Alors que le Canada se trouve à la croisée des chemins de son avenir automobile, le gouvernement fédéral fait face à une pression croissante pour finaliser son mandat de vente de véhicules électriques — une politique qui pourrait fondamentalement transformer le paysage des transports du pays pour les décennies à venir.
Clean Energy Canada, un groupe de réflexion influent sur le climat et l’énergie propre, a intensifié ses appels à Ottawa pour qu’il cesse de retarder la mise en œuvre du mandat, qui obligerait les constructeurs automobiles à garantir que 20 % de leurs nouvelles ventes de véhicules soient à zéro émission d’ici 2026, augmentant progressivement à 100 % d’ici 2035.
“Plus nous attendons, plus le Canada recule dans la course mondiale aux VÉ”, a déclaré Merran Smith, directrice exécutive de Clean Energy Canada. “Chaque jour de retard signifie plus de véhicules à essence qui entrent sur nos routes et qui continueront à polluer pendant 15 à 20 ans.”
Le mandat proposé représente une pierre angulaire de la stratégie canadienne de réduction des émissions. Les transports représentent environ 25 % des émissions totales de gaz à effet de serre du pays, ce qui en fait la deuxième source la plus importante après le secteur pétrolier et gazier. Selon Environnement et Changement climatique Canada, la transition vers les véhicules électriques pourrait réduire les émissions jusqu’à 35 millions de tonnes par an d’ici 2050.
Les parties prenantes de l’industrie restent divisées sur cette politique. L’Association canadienne des constructeurs de véhicules a exprimé des préoccupations concernant les délais de mise en œuvre, suggérant qu’ils pourraient être trop ambitieux compte tenu des limitations actuelles de l’infrastructure. Pendant ce temps, des entreprises comme Tesla et BYD ont publiquement soutenu le mandat, y voyant une opportunité d’étendre leur part de marché au Canada.
“Ce que nous voyons est une tension classique entre les impératifs environnementaux et les préoccupations économiques à court terme”, a noté Dr. Werner Antweiler, professeur à l’École de commerce Sauder de l’UBC. “Cependant, les preuves suggèrent que les pays avec des politiques claires sur les VÉ créent finalement des environnements d’investissement plus stables pour les fabricants et les consommateurs.”
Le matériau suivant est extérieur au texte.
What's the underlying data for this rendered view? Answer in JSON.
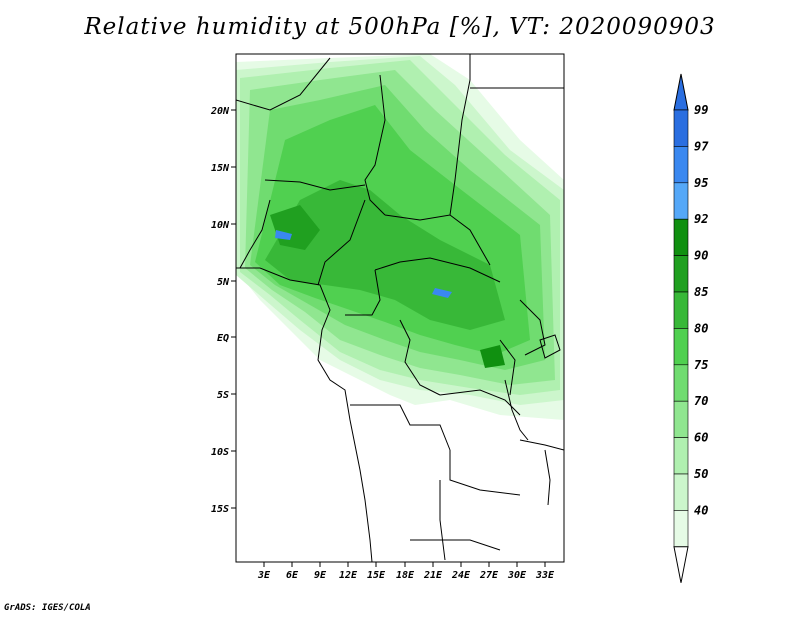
{
  "title": "Relative humidity at 500hPa [%], VT: 2020090903",
  "credit": "GrADS: IGES/COLA",
  "map": {
    "lat_labels": [
      "20N",
      "15N",
      "10N",
      "5N",
      "EQ",
      "5S",
      "10S",
      "15S"
    ],
    "lon_labels": [
      "3E",
      "6E",
      "9E",
      "12E",
      "15E",
      "18E",
      "21E",
      "24E",
      "27E",
      "30E",
      "33E"
    ]
  },
  "colorbar": {
    "labels": [
      "99",
      "97",
      "95",
      "92",
      "90",
      "85",
      "80",
      "75",
      "70",
      "60",
      "50",
      "40"
    ],
    "colors": [
      "#2a6ee0",
      "#3a88f0",
      "#55a8f8",
      "#109010",
      "#20a020",
      "#38b838",
      "#50d050",
      "#70dc70",
      "#90e690",
      "#b0f0b0",
      "#ccf6cc",
      "#e6fbe6"
    ],
    "top_arrow_color": "#2a6ee0",
    "bottom_arrow_color": "#ffffff"
  }
}
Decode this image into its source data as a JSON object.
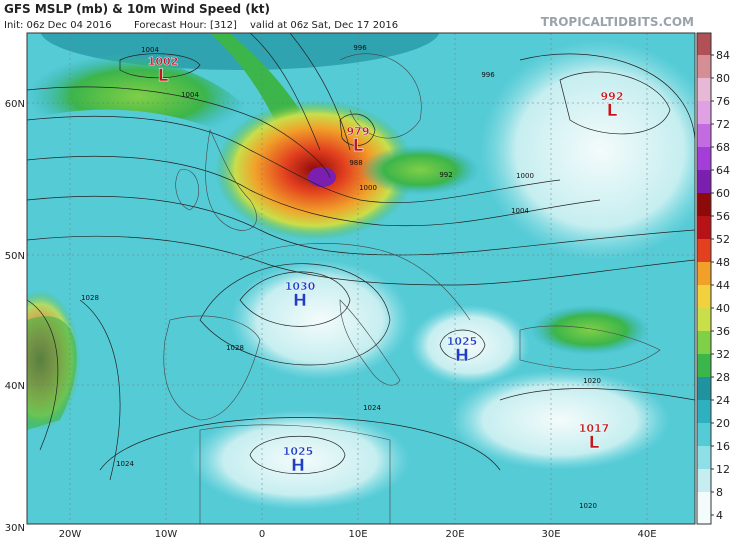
{
  "header": {
    "title": "GFS MSLP (mb) & 10m Wind Speed (kt)",
    "init": "Init: 06z Dec 04 2016",
    "forecast_hour": "Forecast Hour: [312]",
    "valid": "valid at 06z Sat, Dec 17 2016",
    "site": "TROPICALTIDBITS.COM"
  },
  "colorbar": {
    "ticks": [
      4,
      8,
      12,
      16,
      20,
      24,
      28,
      32,
      36,
      40,
      44,
      48,
      52,
      56,
      60,
      64,
      68,
      72,
      76,
      80,
      84
    ],
    "colors": [
      "#f4fbfb",
      "#c6eef0",
      "#8fe0e6",
      "#55cbd6",
      "#2fb0be",
      "#1f939f",
      "#3cb54a",
      "#7fcf47",
      "#c9df4a",
      "#f2d13e",
      "#f1a12a",
      "#e2401f",
      "#b81219",
      "#8e0a0a",
      "#7b1fb0",
      "#a33ed8",
      "#c36be0",
      "#e0a0e4",
      "#e7b9d6",
      "#d58e94",
      "#b25058"
    ]
  },
  "latitudes": [
    "60N",
    "50N",
    "40N",
    "30N"
  ],
  "longitudes": [
    "20W",
    "10W",
    "0",
    "10E",
    "20E",
    "30E",
    "40E"
  ],
  "centers": [
    {
      "type": "L",
      "pressure": 1002
    },
    {
      "type": "L",
      "pressure": 979
    },
    {
      "type": "L",
      "pressure": 992
    },
    {
      "type": "H",
      "pressure": 1030
    },
    {
      "type": "H",
      "pressure": 1025
    },
    {
      "type": "H",
      "pressure": 1025
    },
    {
      "type": "L",
      "pressure": 1017
    }
  ],
  "isobar_labels": [
    1004,
    996,
    1004,
    996,
    988,
    1000,
    992,
    1000,
    1004,
    1028,
    1028,
    1024,
    1024,
    1020,
    1020
  ]
}
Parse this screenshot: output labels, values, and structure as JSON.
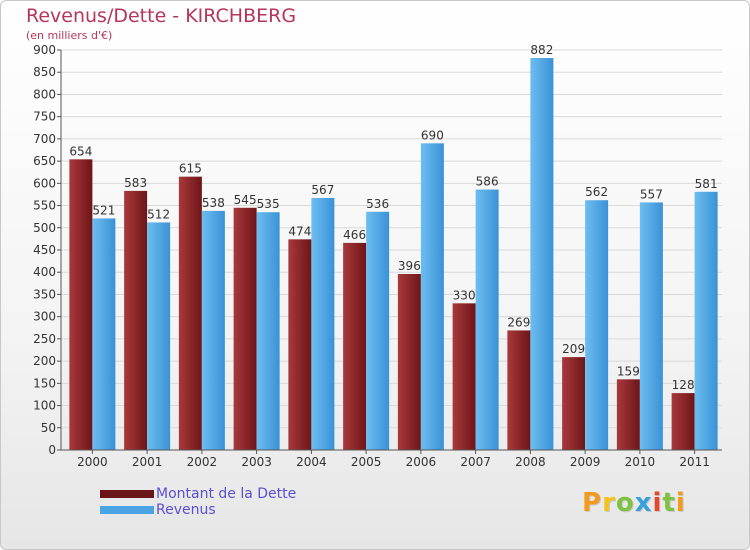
{
  "header": {
    "title": "Revenus/Dette - KIRCHBERG",
    "subtitle": "(en milliers d'€)"
  },
  "legend": {
    "items": [
      {
        "label": "Montant de la Dette",
        "color": "#7a1b1e"
      },
      {
        "label": "Revenus",
        "color": "#4aa3e3"
      }
    ]
  },
  "logo": {
    "letters": [
      "P",
      "r",
      "o",
      "x",
      "i",
      "t",
      "i"
    ],
    "colors": [
      "#f29a1d",
      "#f2c21d",
      "#7fc241",
      "#3aa0dc",
      "#e8462c",
      "#7fc241",
      "#f29a1d"
    ]
  },
  "chart_data": {
    "type": "bar",
    "title": "Revenus/Dette - KIRCHBERG",
    "ylabel": "(en milliers d'€)",
    "xlabel": "",
    "categories": [
      "2000",
      "2001",
      "2002",
      "2003",
      "2004",
      "2005",
      "2006",
      "2007",
      "2008",
      "2009",
      "2010",
      "2011"
    ],
    "series": [
      {
        "name": "Montant de la Dette",
        "color": "#7a1b1e",
        "values": [
          654,
          583,
          615,
          545,
          474,
          466,
          396,
          330,
          269,
          209,
          159,
          128
        ]
      },
      {
        "name": "Revenus",
        "color": "#4aa3e3",
        "values": [
          521,
          512,
          538,
          535,
          567,
          536,
          690,
          586,
          882,
          562,
          557,
          581
        ]
      }
    ],
    "ylim": [
      0,
      900
    ],
    "yticks": [
      0,
      50,
      100,
      150,
      200,
      250,
      300,
      350,
      400,
      450,
      500,
      550,
      600,
      650,
      700,
      750,
      800,
      850,
      900
    ],
    "grid": true,
    "legend_position": "bottom-left"
  }
}
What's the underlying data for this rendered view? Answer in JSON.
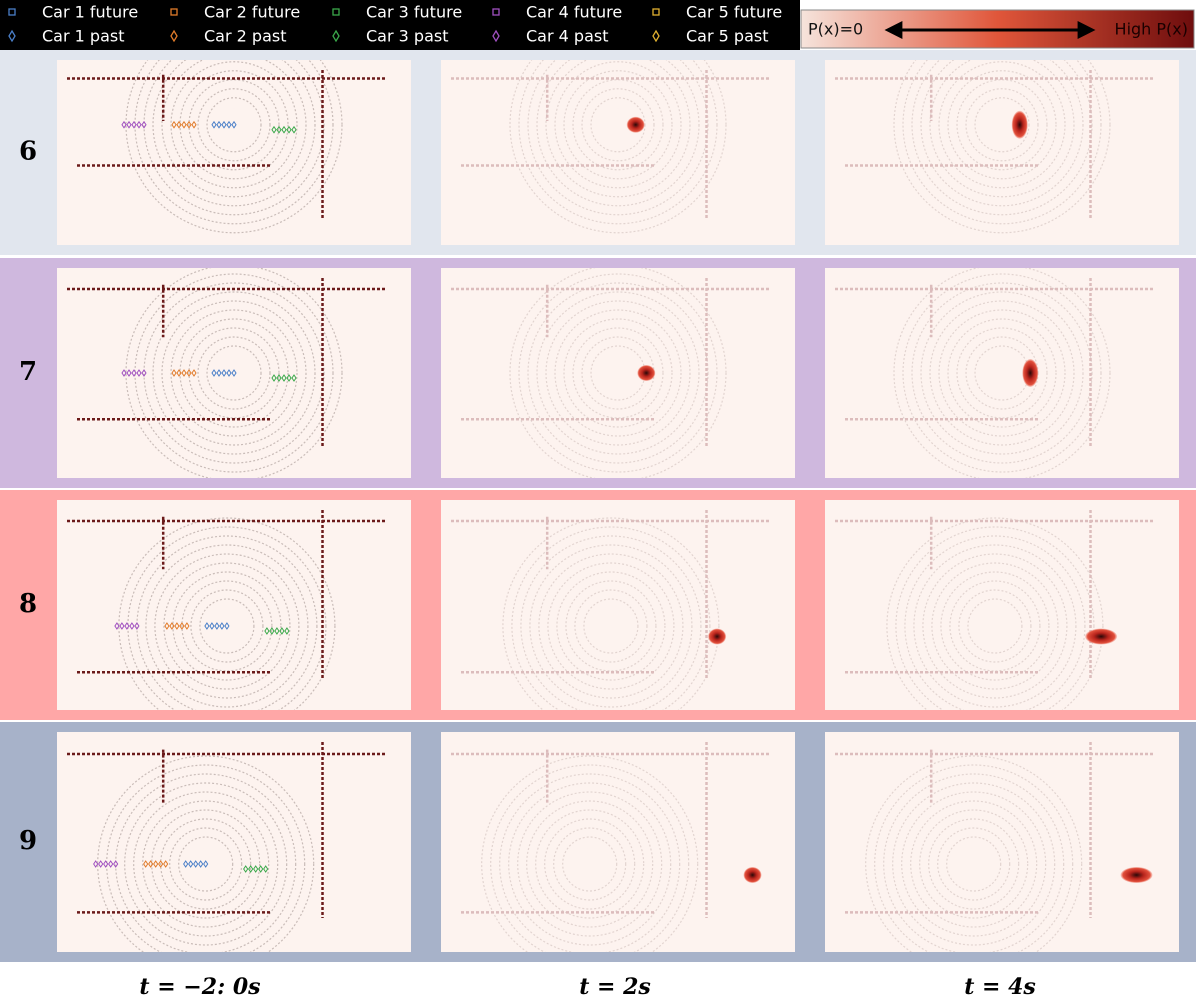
{
  "legend": {
    "entries": [
      {
        "future": "Car 1 future",
        "past": "Car 1 past"
      },
      {
        "future": "Car 2 future",
        "past": "Car 2 past"
      },
      {
        "future": "Car 3 future",
        "past": "Car 3 past"
      },
      {
        "future": "Car 4 future",
        "past": "Car 4 past"
      },
      {
        "future": "Car 5 future",
        "past": "Car 5 past"
      }
    ]
  },
  "colorbar": {
    "low": "P(x)=0",
    "high": "High P(x)"
  },
  "rows": [
    "6",
    "7",
    "8",
    "9"
  ],
  "columns": [
    "t = −2: 0s",
    "t = 2s",
    "t = 4s"
  ]
}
L’adoption par les consommateurs présente un autre défi. Bien que les ventes de VÉ aient considérablement augmenté — atteignant 10,8 % des ventes de nouveaux véhicules au troisième trimestre de 2023, contre 8,5 % un an plus tôt — les préoccupations concernant l’infrastructure de recharge, l’autonomie des batteries et les coûts initiaux persistent. Le gouvernement fédéral a investi plus d’un milliard de dollars dans l’infrastructure de recharge et les incitatifs à l’achat, mais des lacunes subsistent, particulièrement dans les communautés rurales et éloignées.
Les politiques provinciales compliquent davantage le paysage national. La Colombie-Britannique et le Québec sont en tête avec leurs propres mandats VZE et ont atteint les taux d’adoption les plus élevés. En revanche, d’autres provinces ont montré une réticence à adopter des mesures similaires, créant une mosaïque de politiques à travers le pays.
Le contexte international ajoute de l’urgence à la décision du Canada. L’Union européenne a approuvé un mandat similaire mettant fin aux ventes de nouveaux moteurs à combustion d’ici 2035, tandis que la Californie — dont le Canada a historiquement suivi les normes de véhicules — a mis en œuvre son propre mandat VZE il y a des années. Alors que les marchés mondiaux évoluent vers l’électrification, le Canada risque de devenir un dépotoir pour les véhicules à combustion s’il ne s’aligne pas sur les tendances internationales.
Les analystes financiers soulignent la dimension économique. “La fabrication automobile représente environ 10 % du PIB manufacturier du Canada”, a déclaré Rebekah Young, économiste à la Banque Scotia. “Sans signaux politiques clairs, les investissements dans la fabrication de VÉ pourraient s’orienter vers des juridictions avec des environnements réglementaires plus prévisibles, particulièrement les États-Unis avec les incitatifs de sa Loi sur la réduction de l’inflation.”
Alors que le gouvernement fédéral délibère, le temps presse tant pour les engagements climatiques que pour la stratégie industrielle. Avec la période de consultation maintenant terminée, tous les regards sont tournés vers le ministre de l’Environnement Steven Guilbeault, qui devrait annoncer une décision dans les semaines à venir.
Ce qui reste à voir, c’est si le Canada choisira de mener ou de suivre dans la transition mondiale vers la mobilité électrique — et à quel coût pour ses objectifs climatiques, son industrie automobile et sa position dans l’économie émergente du transport propre?